Molto importante è anche un'accurata igiene anale, da mantenersi effettuando regolari lavaggi con acqua tiepida e saponi acidi.
Nel caso in cui sia comunque necessario il ricorso a un trattamento farmacologico, invece, si può prendere in considerazione la somministrazione di antiemorroidali per uso topico non steroidei.


Farmaci Emorroidi Gravidanza

Di seguito sono riportati i farmaci maggiormente impiegati nella terapia contro le emorroidi in gravidanza ed alcuni esempi di specialità farmacologiche; spetta al medico scegliere il principio attivo e la posologia più indicati per il paziente, in base alla gravità della malattia, allo stato di salute del malato ed alla sua risposta alla cura.

Antiemorroidali non steroidei

Nel caso gli accorgimenti comportamentali sopra menzionati non siano sufficienti a risolvere il problema delle emorroidi in gravidanza, si può ricorrere all'utilizzo di antiemorroidali non steroidei.
Più nel dettaglio, stiamo parlando di un particolare composto: l'estratto di cellule di Saccharomyces cerevisiae (lo stesso lievito che può essere utilizzato per la panificazione e per la produzione di vino e birra).
L'estratto di cellule di questo lievito - noto con il nome commerciale di "Preparazione H ®" - è disponibile in formulazioni farmaceutiche adatte all'applicazione rettale (unguento e supposte) con indicazioni specifiche per il trattamento delle emorroidi, anche in gravidanza.
Quando si utilizza l'unguento, si consiglia di somministrare il prodotto per via rettale tramite l'apposito applicatore due o tre volte al giorno, se possibile, dopo ogni evacuazione. Oltre che all'interno, l'unguento dovrebbe essere applicato anche nella zona esterna.
Quando s'impiegano le supposte, invece, si consiglia di utilizzarne 2-3 al dì, se possibile, sempre dopo aver evacuato.
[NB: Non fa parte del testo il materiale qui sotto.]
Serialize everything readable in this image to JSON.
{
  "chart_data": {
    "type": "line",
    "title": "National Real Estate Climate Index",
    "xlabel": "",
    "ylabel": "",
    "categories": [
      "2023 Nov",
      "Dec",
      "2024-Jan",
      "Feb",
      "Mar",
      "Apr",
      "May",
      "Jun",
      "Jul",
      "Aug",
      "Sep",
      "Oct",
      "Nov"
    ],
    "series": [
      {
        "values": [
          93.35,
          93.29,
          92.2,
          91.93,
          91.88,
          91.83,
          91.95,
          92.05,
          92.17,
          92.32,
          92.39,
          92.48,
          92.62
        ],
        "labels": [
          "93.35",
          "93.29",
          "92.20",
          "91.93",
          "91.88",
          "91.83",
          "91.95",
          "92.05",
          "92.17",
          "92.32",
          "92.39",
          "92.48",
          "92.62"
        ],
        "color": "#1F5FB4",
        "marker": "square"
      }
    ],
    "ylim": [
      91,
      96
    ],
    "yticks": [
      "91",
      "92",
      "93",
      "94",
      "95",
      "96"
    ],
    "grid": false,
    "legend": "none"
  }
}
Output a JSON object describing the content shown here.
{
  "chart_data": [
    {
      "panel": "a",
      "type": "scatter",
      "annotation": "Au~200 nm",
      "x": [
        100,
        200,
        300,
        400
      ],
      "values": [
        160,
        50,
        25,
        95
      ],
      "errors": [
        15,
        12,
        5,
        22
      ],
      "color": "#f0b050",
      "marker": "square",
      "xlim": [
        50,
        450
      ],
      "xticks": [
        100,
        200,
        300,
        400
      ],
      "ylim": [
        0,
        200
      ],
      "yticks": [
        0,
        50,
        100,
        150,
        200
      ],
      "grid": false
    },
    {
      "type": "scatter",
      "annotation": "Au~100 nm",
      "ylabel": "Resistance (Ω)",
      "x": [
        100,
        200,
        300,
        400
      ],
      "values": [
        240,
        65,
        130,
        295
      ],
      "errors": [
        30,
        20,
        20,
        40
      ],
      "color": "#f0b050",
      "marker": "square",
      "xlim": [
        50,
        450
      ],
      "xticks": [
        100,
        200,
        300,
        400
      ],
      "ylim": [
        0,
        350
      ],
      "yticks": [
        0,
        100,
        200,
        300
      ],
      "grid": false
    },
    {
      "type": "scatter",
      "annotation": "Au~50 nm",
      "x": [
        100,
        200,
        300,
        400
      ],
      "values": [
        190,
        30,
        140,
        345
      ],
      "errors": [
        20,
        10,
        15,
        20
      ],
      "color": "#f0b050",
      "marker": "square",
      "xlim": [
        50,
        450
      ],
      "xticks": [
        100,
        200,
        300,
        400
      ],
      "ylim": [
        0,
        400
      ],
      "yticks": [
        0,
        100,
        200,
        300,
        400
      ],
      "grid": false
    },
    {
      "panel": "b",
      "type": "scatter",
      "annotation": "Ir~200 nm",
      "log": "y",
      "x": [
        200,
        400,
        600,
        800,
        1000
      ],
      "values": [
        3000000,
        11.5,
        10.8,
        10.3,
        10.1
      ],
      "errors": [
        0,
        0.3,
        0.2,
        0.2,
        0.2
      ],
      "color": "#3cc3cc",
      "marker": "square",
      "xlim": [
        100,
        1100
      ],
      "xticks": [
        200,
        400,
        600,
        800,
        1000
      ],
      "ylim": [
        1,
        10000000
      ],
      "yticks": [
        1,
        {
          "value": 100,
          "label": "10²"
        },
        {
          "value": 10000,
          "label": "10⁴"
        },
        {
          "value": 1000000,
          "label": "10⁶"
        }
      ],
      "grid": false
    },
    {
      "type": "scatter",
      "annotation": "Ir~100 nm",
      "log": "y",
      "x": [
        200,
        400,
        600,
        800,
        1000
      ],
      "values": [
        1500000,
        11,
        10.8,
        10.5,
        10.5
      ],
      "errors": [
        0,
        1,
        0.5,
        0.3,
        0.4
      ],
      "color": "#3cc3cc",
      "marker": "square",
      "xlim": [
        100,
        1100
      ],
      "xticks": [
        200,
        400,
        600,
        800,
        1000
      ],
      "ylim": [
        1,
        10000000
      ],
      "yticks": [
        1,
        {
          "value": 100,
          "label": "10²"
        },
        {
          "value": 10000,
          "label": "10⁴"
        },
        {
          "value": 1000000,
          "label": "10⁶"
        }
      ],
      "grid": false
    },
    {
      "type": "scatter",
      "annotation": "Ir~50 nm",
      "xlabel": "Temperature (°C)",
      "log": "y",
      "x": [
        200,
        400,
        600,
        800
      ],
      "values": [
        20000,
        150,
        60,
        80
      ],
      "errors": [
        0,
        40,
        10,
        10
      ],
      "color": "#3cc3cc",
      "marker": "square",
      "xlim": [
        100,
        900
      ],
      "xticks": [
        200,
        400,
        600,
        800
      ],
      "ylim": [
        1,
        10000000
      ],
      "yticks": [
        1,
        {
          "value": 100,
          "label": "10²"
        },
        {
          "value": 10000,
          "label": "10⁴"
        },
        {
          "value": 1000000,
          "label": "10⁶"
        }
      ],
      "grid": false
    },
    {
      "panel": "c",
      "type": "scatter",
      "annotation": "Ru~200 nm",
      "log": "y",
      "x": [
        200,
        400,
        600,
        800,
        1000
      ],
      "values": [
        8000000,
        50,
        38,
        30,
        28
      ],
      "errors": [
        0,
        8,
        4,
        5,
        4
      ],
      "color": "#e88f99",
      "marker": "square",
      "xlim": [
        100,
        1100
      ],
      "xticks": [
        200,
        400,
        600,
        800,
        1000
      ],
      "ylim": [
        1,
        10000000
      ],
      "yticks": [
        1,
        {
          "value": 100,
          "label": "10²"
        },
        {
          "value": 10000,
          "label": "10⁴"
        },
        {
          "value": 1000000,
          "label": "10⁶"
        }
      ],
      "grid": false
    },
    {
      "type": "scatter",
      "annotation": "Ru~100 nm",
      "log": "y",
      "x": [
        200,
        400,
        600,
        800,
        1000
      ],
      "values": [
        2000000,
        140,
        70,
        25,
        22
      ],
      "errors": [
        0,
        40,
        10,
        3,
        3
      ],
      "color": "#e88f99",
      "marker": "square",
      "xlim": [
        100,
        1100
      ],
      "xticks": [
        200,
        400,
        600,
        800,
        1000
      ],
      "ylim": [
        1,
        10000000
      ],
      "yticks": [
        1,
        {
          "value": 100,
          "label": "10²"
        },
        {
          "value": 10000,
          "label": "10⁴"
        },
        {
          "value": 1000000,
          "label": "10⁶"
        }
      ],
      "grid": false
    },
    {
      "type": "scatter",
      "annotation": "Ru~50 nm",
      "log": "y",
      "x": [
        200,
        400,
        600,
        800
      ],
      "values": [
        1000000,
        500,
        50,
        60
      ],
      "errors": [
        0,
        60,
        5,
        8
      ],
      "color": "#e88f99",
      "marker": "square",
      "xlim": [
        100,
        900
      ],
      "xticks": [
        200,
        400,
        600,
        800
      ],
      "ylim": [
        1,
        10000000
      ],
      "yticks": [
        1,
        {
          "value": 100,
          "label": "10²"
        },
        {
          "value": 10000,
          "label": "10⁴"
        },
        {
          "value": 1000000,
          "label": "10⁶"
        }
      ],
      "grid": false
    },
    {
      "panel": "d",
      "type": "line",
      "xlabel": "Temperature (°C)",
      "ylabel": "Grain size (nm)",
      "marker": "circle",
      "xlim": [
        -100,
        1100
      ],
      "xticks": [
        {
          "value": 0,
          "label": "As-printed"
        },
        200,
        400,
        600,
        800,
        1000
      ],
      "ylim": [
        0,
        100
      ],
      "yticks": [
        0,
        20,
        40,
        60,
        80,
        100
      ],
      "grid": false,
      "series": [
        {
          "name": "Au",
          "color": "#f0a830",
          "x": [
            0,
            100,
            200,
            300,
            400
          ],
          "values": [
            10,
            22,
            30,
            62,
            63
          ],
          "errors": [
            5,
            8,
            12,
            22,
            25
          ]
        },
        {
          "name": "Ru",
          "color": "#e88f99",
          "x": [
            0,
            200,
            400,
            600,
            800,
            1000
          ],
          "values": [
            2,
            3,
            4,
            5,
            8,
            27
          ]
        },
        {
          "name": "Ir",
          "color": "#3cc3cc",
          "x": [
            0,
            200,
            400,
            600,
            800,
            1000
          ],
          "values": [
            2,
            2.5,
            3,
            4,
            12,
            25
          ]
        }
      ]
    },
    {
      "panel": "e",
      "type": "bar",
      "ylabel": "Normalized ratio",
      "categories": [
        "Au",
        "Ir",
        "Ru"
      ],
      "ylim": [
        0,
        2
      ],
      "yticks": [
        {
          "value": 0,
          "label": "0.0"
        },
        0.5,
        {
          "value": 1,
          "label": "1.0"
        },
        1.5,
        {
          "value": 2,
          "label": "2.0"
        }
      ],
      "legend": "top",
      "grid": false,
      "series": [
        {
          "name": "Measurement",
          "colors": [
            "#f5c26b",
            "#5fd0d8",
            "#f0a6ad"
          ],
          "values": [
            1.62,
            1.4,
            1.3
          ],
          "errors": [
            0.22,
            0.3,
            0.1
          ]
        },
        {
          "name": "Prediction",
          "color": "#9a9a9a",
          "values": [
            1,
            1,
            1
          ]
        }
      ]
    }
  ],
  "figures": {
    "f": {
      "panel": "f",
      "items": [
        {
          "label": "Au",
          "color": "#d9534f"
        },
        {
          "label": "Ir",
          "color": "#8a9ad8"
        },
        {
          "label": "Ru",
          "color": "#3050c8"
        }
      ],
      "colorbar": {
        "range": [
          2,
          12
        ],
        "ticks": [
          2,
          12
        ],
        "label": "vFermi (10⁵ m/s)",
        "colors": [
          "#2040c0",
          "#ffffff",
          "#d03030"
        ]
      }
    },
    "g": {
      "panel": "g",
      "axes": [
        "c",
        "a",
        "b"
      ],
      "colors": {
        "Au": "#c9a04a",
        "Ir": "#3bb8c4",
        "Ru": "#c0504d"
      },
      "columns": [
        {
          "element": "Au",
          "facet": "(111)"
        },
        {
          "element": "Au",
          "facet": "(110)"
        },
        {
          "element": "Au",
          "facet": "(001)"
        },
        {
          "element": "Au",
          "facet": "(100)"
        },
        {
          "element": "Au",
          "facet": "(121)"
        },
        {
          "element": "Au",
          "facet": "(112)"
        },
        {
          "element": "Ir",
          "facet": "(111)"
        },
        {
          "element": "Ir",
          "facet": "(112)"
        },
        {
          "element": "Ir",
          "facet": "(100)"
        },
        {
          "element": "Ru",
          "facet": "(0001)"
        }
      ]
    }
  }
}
Corticosteroidi e anestetici locali

Come accennato, solitamente, si cerca di evitare l'utilizzo di corticosteroidi e anestetici locali per il trattamento delle emorroidi in gravidanza.
Tuttavia, il medico potrebbe decidere di prescrivere questi farmaci qualora lo ritenga assolutamente necessario.
Fra i vari principi attivi che si possono impiegare, ricordiamo:

  • Fluocinolone (Proctolyn ®): per il trattamento delle emorroidi, il fluocinolone è disponibile in associazione alla chetocaina (un anestetico locale), sotto forma di crema per uso rettale e di supposte.
    Il suo utilizzo in gravidanza può essere effettuato solo dopo aver consultato il medico che dovrà fare un'attenta valutazione del rapporto fra i potenziali benefici attesi per la madre e i potenziali rischi cui il feto può andare incontro.